Spatial Data Fusion for Extreme Sea Levels • evfuse

Overview

The evfuse package implements a two-stage frequentist framework for fusing sparse observations and dense simulations for spatial extreme value analysis (White et al., in preparation). While developed for U.S. coastal sea levels (NOAA tidal gauges + ADCIRC simulations), the framework applies to any setting with annual maxima from multiple spatial data sources.

Stage 1: Fit GEV distributions independently at each site.
Stage 2: Fit a joint multivariate Gaussian process that models cross-source dependence via a coregionalization (LMC) structure.
Kriging: Predict at new locations, drawing on information from all sources even when each source only observes a subset of the parameters.
Return levels: Estimate r-year return levels with uncertainty via Monte Carlo simulation and/or the delta method.

Data

The package includes coast_data, a dataset of annual maximum sea levels at 129 sites along the U.S. Gulf and Atlantic coasts: 29 NOAA tidal gauge stations and 100 ADCIRC numerical simulation points.

library(evfuse)
data(coast_data)

coast_data$n_sites
# [1] 129

head(coast_data$sites)

Stage 1: GEV Fitting

Fit GEV(mu, sigma, xi) at each site via maximum likelihood. Parameters are stored as (mu, log sigma, xi) for unconstrained optimization.

stage1 <- fit_gev_all(coast_data)
sum(stage1$converged)
# [1] 129

Bootstrap Measurement Uncertainty

Estimate the covariance of the Stage 1 MLEs via nonparametric block bootstrap (resampling years to preserve spatial dependence within each data source). Apply Wendland tapering to enforce sparsity.

D <- compute_distances(coast_data$sites)
bs <- bootstrap_W(coast_data, B = 500, seed = 42)
W_tap <- taper_W(bs$W_bs, D, lambda = 300)

Stage 2: Joint Spatial Model

The joint model has p=6 dimensions (3 per source) with parameters:

beta (6x1): Mean vector for (mu_NOAA, log_sigma_NOAA, xi_NOAA, mu_ADCIRC, log_sigma_ADCIRC, xi_ADCIRC).
A (6x6 lower triangular): Cross-covariance factor such that the inter-parameter covariance at distance 0 is A A^T.
rho (6x1): Range parameters for the 6 latent exponential correlation functions.

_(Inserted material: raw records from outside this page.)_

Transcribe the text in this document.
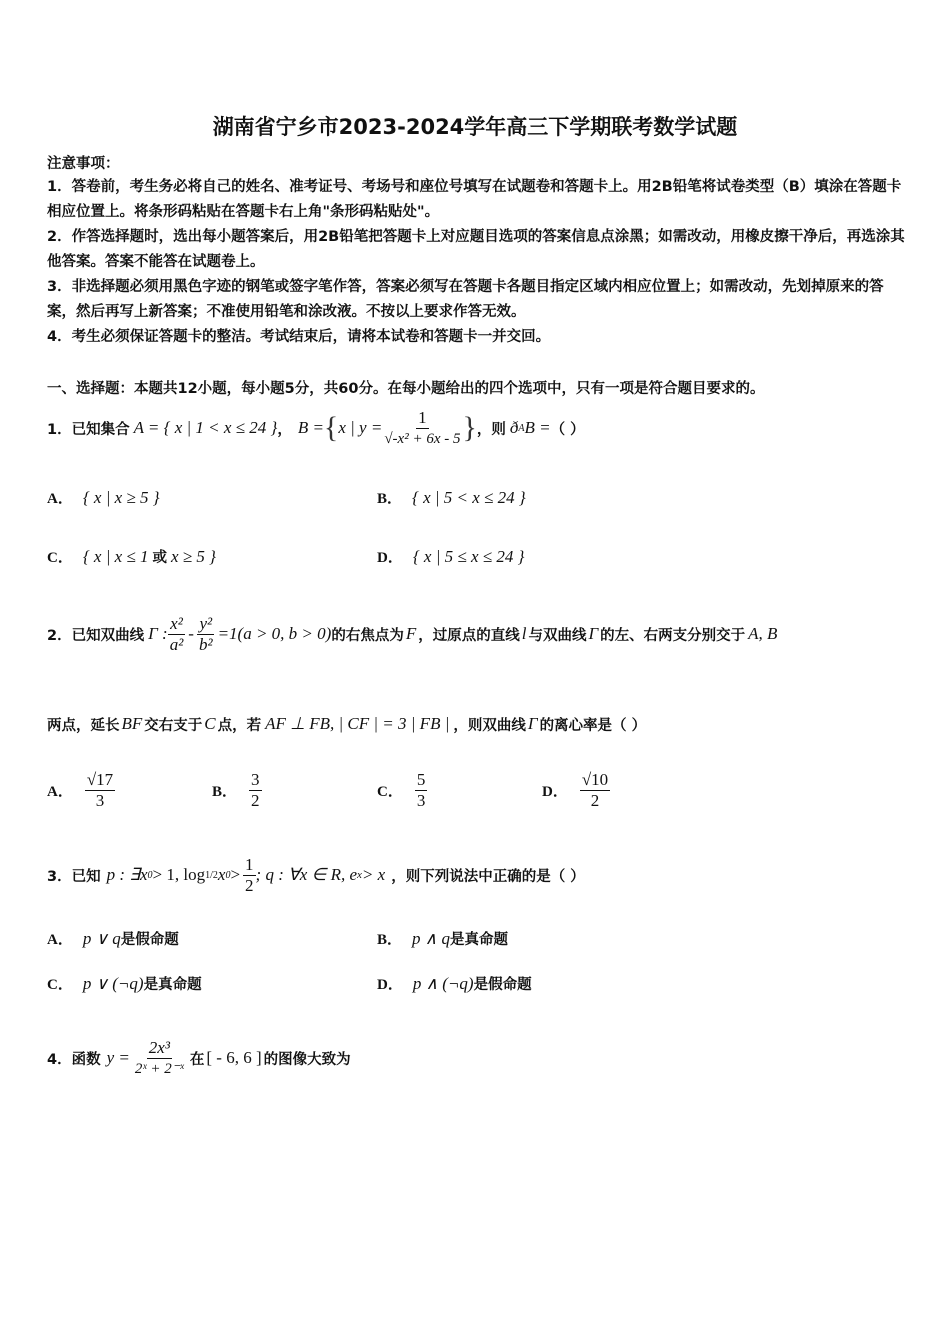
湖南省宁乡市2023-2024学年高三下学期联考数学试题
注意事项：
1．答卷前，考生务必将自己的姓名、准考证号、考场号和座位号填写在试题卷和答题卡上。用2B铅笔将试卷类型（B）填涂在答题卡相应位置上。将条形码粘贴在答题卡右上角"条形码粘贴处"。
2．作答选择题时，选出每小题答案后，用2B铅笔把答题卡上对应题目选项的答案信息点涂黑；如需改动，用橡皮擦干净后，再选涂其他答案。答案不能答在试题卷上。
3．非选择题必须用黑色字迹的钢笔或签字笔作答，答案必须写在答题卡各题目指定区域内相应位置上；如需改动，先划掉原来的答案，然后再写上新答案；不准使用铅笔和涂改液。不按以上要求作答无效。
4．考生必须保证答题卡的整洁。考试结束后，请将本试卷和答题卡一并交回。
一、选择题：本题共12小题，每小题5分，共60分。在每小题给出的四个选项中，只有一项是符合题目要求的。
1．已知集合 A = { x | 1 < x ≤ 24 } ， B = { x | $y = \frac{1}{\text{√-x² + 6x - 5}}$ } ，则 ð A B = （ ）
A． { x | x ≥ 5 }	B． { x | 5 < x ≤ 24 }
C． { x | x ≤ 1 或 x ≥ 5 }	D． { x | 5 ≤ x ≤ 24 }
2．已知双曲线 Γ : $\frac{\text{x²}}{\text{a²}} - \frac{\text{y²}}{\text{b²}} =1(a > 0$, b > 0) 的右焦点为 F ，过原点的直线 l 与双曲线 Γ 的左、右两支分别交于 A, B
两点，延长 BF 交右支于 C 点，若 AF ⊥ FB, | CF | = 3 | FB | ，则双曲线 Γ 的离心率是（ ）
A． $\frac{√17}{3}$	B． $\frac{3}{2}$	C． $\frac{5}{3}$	D． $\frac{√10}{2}$
3．已知 p : ∃x 0 > 1, log 1/2 x $0 > \frac{1}{2}$ ; q : ∀x ∈ R, e x > x ，则下列说法中正确的是（ ）
A． p ∨ q 是假命题	B． p ∧ q 是真命题
C． p ∨ (¬q) 是真命题	D． p ∧ (¬q) 是假命题
4．函数 $y = \frac{\text{2x³}}{\text{2ˣ + 2⁻ˣ}}$ 在 [ - 6, 6 ] 的图像大致为
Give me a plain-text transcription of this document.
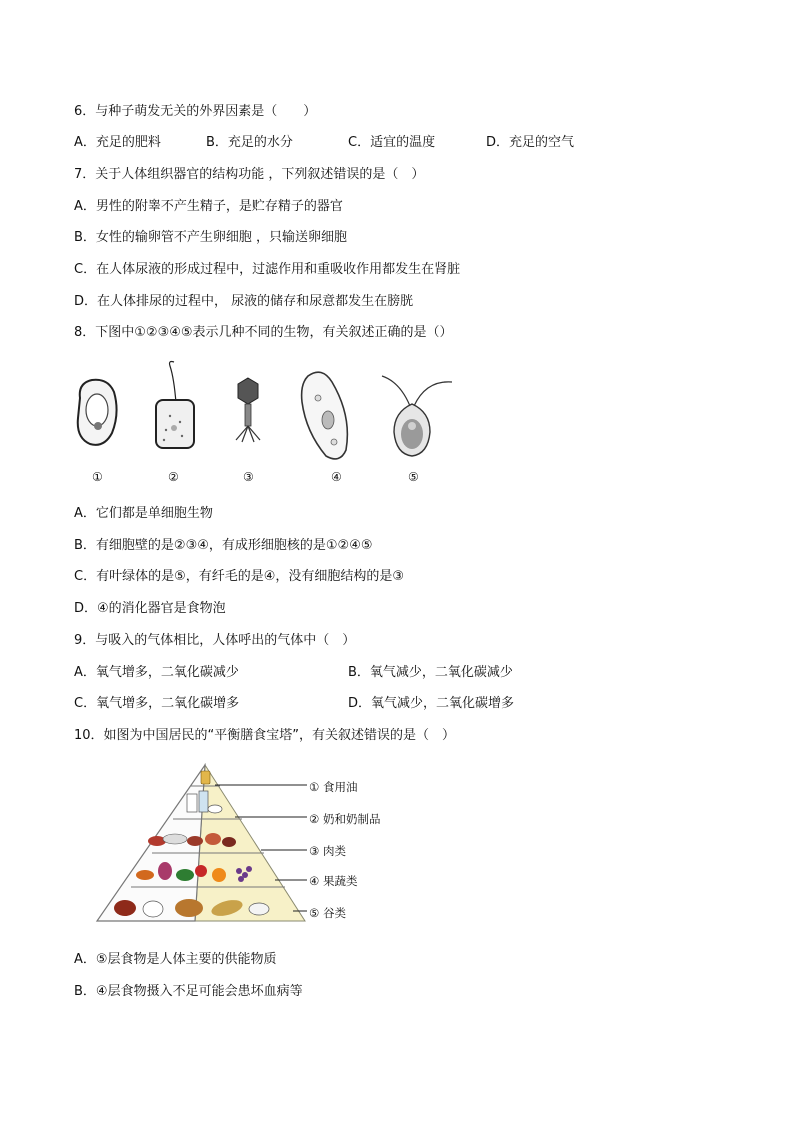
6．与种子萌发无关的外界因素是（　　）
A．充足的肥料	B．充足的水分	C．适宜的温度	D．充足的空气
7．关于人体组织器官的结构功能 ，下列叙述错误的是（　）
A．男性的附睾不产生精子，是贮存精子的器官
B．女性的输卵管不产生卵细胞 ，只输送卵细胞
C．在人体尿液的形成过程中，过滤作用和重吸收作用都发生在肾脏
D．在人体排尿的过程中， 尿液的储存和尿意都发生在膀胱
8．下图中①②③④⑤表示几种不同的生物，有关叙述正确的是（）
①	②	③	④	⑤
A．它们都是单细胞生物
B．有细胞壁的是②③④，有成形细胞核的是①②④⑤
C．有叶绿体的是⑤，有纤毛的是④，没有细胞结构的是③
D．④的消化器官是食物泡
9．与吸入的气体相比，人体呼出的气体中（　）
A．氧气增多，二氧化碳减少	B．氧气减少，二氧化碳减少
C．氧气增多，二氧化碳增多	D．氧气减少，二氧化碳增多
10．如图为中国居民的“平衡膳食宝塔”，有关叙述错误的是（　）
① 食用油
② 奶和奶制品
③ 肉类
④ 果蔬类
⑤ 谷类
A．⑤层食物是人体主要的供能物质
B．④层食物摄入不足可能会患坏血病等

The observed parameter vector theta_hat ~ N(beta x 1_L, Sigma + W_tap), where each site contributes only its observed dimensions (NOAA: 1-3, ADCIRC: 4-6).

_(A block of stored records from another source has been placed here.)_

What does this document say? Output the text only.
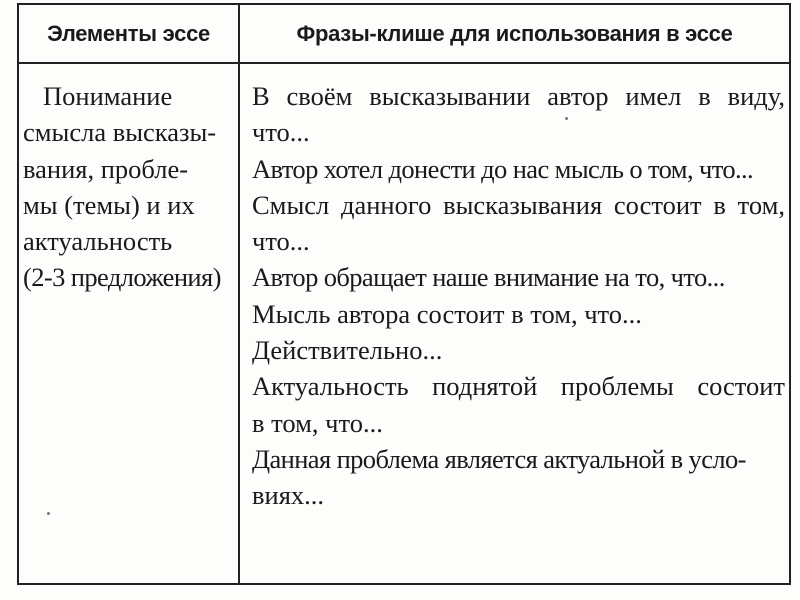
Элементы эссе	Фразы-клише для использования в эссе
Понимание
смысла высказы-
вания, пробле-
мы (темы) и их
актуальность
(2-3 предложения)
В своём высказывании автор имел в виду,
что...
Автор хотел донести до нас мысль о том, что...
Смысл данного высказывания состоит в том,
что...
Автор обращает наше внимание на то, что...
Мысль автора состоит в том, что...
Действительно...
Актуальность поднятой проблемы состоит
в том, что...
Данная проблема является актуальной в усло-
виях...
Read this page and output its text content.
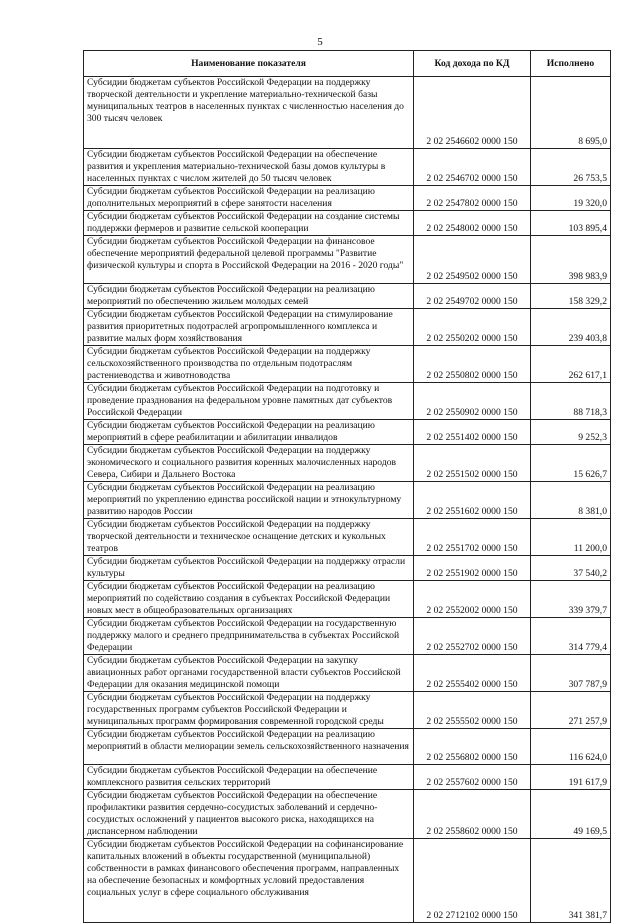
5
Наименование показателя	Код дохода по КД	Исполнено
Субсидии бюджетам субъектов Российской Федерации на поддержку творческой деятельности и укрепление материально-технической базы муниципальных театров в населенных пунктах с численностью населения до 300 тысяч человек	2 02 2546602 0000 150	8 695,0
Субсидии бюджетам субъектов Российской Федерации на обеспечение развития и укрепления материально-технической базы домов культуры в населенных пунктах с числом жителей до 50 тысяч человек	2 02 2546702 0000 150	26 753,5
Субсидии бюджетам субъектов Российской Федерации на реализацию дополнительных мероприятий в сфере занятости населения	2 02 2547802 0000 150	19 320,0
Субсидии бюджетам субъектов Российской Федерации на создание системы поддержки фермеров и развитие сельской кооперации	2 02 2548002 0000 150	103 895,4
Субсидии бюджетам субъектов Российской Федерации на финансовое обеспечение мероприятий федеральной целевой программы "Развитие физической культуры и спорта в Российской Федерации на 2016 - 2020 годы"	2 02 2549502 0000 150	398 983,9
Субсидии бюджетам субъектов Российской Федерации на реализацию мероприятий по обеспечению жильем молодых семей	2 02 2549702 0000 150	158 329,2
Субсидии бюджетам субъектов Российской Федерации на стимулирование развития приоритетных подотраслей агропромышленного комплекса и развитие малых форм хозяйствования	2 02 2550202 0000 150	239 403,8
Субсидии бюджетам субъектов Российской Федерации на поддержку сельскохозяйственного производства по отдельным подотраслям растениеводства и животноводства	2 02 2550802 0000 150	262 617,1
Субсидии бюджетам субъектов Российской Федерации на подготовку и проведение празднования на федеральном уровне памятных дат субъектов Российской Федерации	2 02 2550902 0000 150	88 718,3
Субсидии бюджетам субъектов Российской Федерации на реализацию мероприятий в сфере реабилитации и абилитации инвалидов	2 02 2551402 0000 150	9 252,3
Субсидии бюджетам субъектов Российской Федерации на поддержку экономического и социального развития коренных малочисленных народов Севера, Сибири и Дальнего Востока	2 02 2551502 0000 150	15 626,7
Субсидии бюджетам субъектов Российской Федерации на реализацию мероприятий по укреплению единства российской нации и этнокультурному развитию народов России	2 02 2551602 0000 150	8 381,0
Субсидии бюджетам субъектов Российской Федерации на поддержку творческой деятельности и техническое оснащение детских и кукольных театров	2 02 2551702 0000 150	11 200,0
Субсидии бюджетам субъектов Российской Федерации на поддержку отрасли культуры	2 02 2551902 0000 150	37 540,2
Субсидии бюджетам субъектов Российской Федерации на реализацию мероприятий по содействию создания в субъектах Российской Федерации новых мест в общеобразовательных организациях	2 02 2552002 0000 150	339 379,7
Субсидии бюджетам субъектов Российской Федерации на государственную поддержку малого и среднего предпринимательства в субъектах Российской Федерации	2 02 2552702 0000 150	314 779,4
Субсидии бюджетам субъектов Российской Федерации на закупку авиационных работ органами государственной власти субъектов Российской Федерации для оказания медицинской помощи	2 02 2555402 0000 150	307 787,9
Субсидии бюджетам субъектов Российской Федерации на поддержку государственных программ субъектов Российской Федерации и муниципальных программ формирования современной городской среды	2 02 2555502 0000 150	271 257,9
Субсидии бюджетам субъектов Российской Федерации на реализацию мероприятий в области мелиорации земель сельскохозяйственного назначения	2 02 2556802 0000 150	116 624,0
Субсидии бюджетам субъектов Российской Федерации на обеспечение комплексного развития сельских территорий	2 02 2557602 0000 150	191 617,9
Субсидии бюджетам субъектов Российской Федерации на обеспечение профилактики развития сердечно-сосудистых заболеваний и сердечно-сосудистых осложнений у пациентов высокого риска, находящихся на диспансерном наблюдении	2 02 2558602 0000 150	49 169,5
Субсидии бюджетам субъектов Российской Федерации на софинансирование капитальных вложений в объекты государственной (муниципальной) собственности в рамках финансового обеспечения программ, направленных на обеспечение безопасных и комфортных условий предоставления социальных услуг в сфере социального обслуживания	2 02 2712102 0000 150	341 381,7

model <- fit_spatial_model(stage1, coast_data, W_tap, D,
                           control = list(maxit = 2000, trace = 0))
model$optim_result$convergence
# [1] 0

Kriging and Return Levels

Predict at new locations. The kriging predictor fuses information from both NOAA and ADCIRC observations to produce NOAA-scale GEV parameters with reduced uncertainty.

# Predict at a few example coastal sites
new_sites <- data.frame(lon = c(-90.0, -81.5, -75.5), lat = c(30.0, 31.5, 36.8))
preds <- predict_krig(model, new_sites)
rl <- compute_return_levels(preds, r = 100)

# 100-year return levels at year-2000 reference conditions
rl$return_level

Model Validation: Leave-One-Out CV

The closed-form block LOO-CV (Rasmussen & Williams, 2006, eq. 5.12) evaluates predictive performance at each NOAA site without refitting.

loo <- loo_cv(model)
sum_loo <- loo_summary(loo, r = 100)

# Total log predictive density
sum_loo$total_lpd

# 100-year return level RMSE
sum_loo$rl_rmse

Custom Data Sources

The source_params argument generalizes the framework beyond NOAA/ADCIRC. Each entry maps a data source name to its parameter indices in the joint model:

# Example: 3 sources, each observing 3 GEV parameters
dat <- load_data(df, source_params = list(
  gauge    = 1:3,
  satellite = 4:6,
  reanalysis = 7:9
))

# Fit a 9-dimensional joint model
model <- fit_spatial_model(stage1, dat, W_tap, D)

References

White, B. N., Blanton, B., Luettich, R., & Smith, R. L. Fusing Sparse Observations and Dense Simulations for Spatial Extreme Value Analysis: Application to U.S. Coastal Sea Levels. arXiv preprint, 2026. arXiv:2603.03247

Russell, B. T., Risser, M. D., Smith, R. L., & Kunkel, K. E. (2020). Investigating the association between late spring Gulf of Mexico sea surface temperatures and U.S. Gulf Coast precipitation extremes with focus on Hurricane Harvey. Environmetrics, 31(2), e2595.

Rasmussen, C. E. & Williams, C. K. I. (2006). Gaussian Processes for Machine Learning. MIT Press.